Gran carefully removed the velvet covered cardboard backing to reveal a folded pressed piece of tissue paper. She slowly peeled the paper open and gently held it in her palm as if it was a butterfly that might startle and fly at any moment. Neatly curled inside and tied with a thin red ribbon was a lock of the blondest hair David ever saw.
"She liked ribbons, red ones, and her hair was so fine I could never get a braid to stay. It was always just hanging down and in her face and so much lighter than blond. Almost white. It used to shine in the summer."
"Where is she now? Dad never said he had a sister. Do I have an aunt?" David sounded confused.

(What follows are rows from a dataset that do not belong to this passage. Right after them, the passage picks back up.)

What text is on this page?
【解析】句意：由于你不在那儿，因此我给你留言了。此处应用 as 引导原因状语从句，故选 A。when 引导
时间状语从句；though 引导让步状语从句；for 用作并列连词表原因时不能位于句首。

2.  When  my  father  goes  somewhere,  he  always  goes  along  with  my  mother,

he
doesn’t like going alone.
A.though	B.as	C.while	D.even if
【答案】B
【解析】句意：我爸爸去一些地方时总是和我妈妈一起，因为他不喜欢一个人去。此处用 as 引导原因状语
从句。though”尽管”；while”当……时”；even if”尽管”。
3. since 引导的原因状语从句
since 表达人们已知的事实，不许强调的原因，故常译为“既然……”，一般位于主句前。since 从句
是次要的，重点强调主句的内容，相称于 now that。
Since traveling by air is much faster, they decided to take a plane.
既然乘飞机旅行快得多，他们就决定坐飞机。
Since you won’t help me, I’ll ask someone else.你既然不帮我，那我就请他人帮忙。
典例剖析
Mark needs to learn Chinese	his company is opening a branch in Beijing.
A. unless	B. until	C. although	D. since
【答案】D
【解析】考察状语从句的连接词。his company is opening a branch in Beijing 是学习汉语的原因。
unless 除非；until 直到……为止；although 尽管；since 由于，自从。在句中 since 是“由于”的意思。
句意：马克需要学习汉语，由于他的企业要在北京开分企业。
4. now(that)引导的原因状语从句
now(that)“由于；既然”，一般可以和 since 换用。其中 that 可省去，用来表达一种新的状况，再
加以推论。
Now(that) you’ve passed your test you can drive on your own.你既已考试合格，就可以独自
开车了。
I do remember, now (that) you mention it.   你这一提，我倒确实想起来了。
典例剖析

"He doesn't really know that much about her dear. He was born a few years after...well..." Gran stopped and rubbed her eyes again, properly with a tissue. With a deep breath she continued.
"She always had trouble swallowing, you see, and one night, in her sleep, she must have choked, I suppose, and it made her sick. She vomited but somehow she had turned onto her back. I tried to do what I could but I was on my own and it just wasn't enough. She couldn't breathe and that was that. She went so very quick. She was gone before the ambulance came. There was nothing the men could do. They let me hold on to her...I held her for such a long time. Oh my." Silence fell like a blanket. The kitchen clock ticked and tocked in the space left behind. Sunlight streamed in through the large front window sparkling on the few dust motes dancing in the air.
"It's such a silly thing being sad. Abigail would never have had the things we take for granted, or been an adult on her own. Still, she was so very dear and sweet. This picture is the last one I have of her. We took it just before that ruddy awful night. I think losing her hit your grandfather very hard...I don't think he ever wanted to leave the army, even after the war. When our Gail passed he took leave, then an honourable discharge,and we travelled. The Caribbean mostly. Some of the places he'd been and some he hadn't. Across Canada, the east coast where I'd lived as a girl. My second youngest brother and his wife came along too, to California and some really nice places in Florida. My it was a fine time.
Then four years later we were back in our little house in Kingston where your father was born and then we moved here after your grandfather took a job as a teacher at the high school. My my. So many memories. But it's almost teatime dear! I tell you what! I think today we'll break out the rye. It's in the bottom cupboard beside the sink. I take mine over two ice cubes, you can mix yours how you like. My brothers always took theirs straight."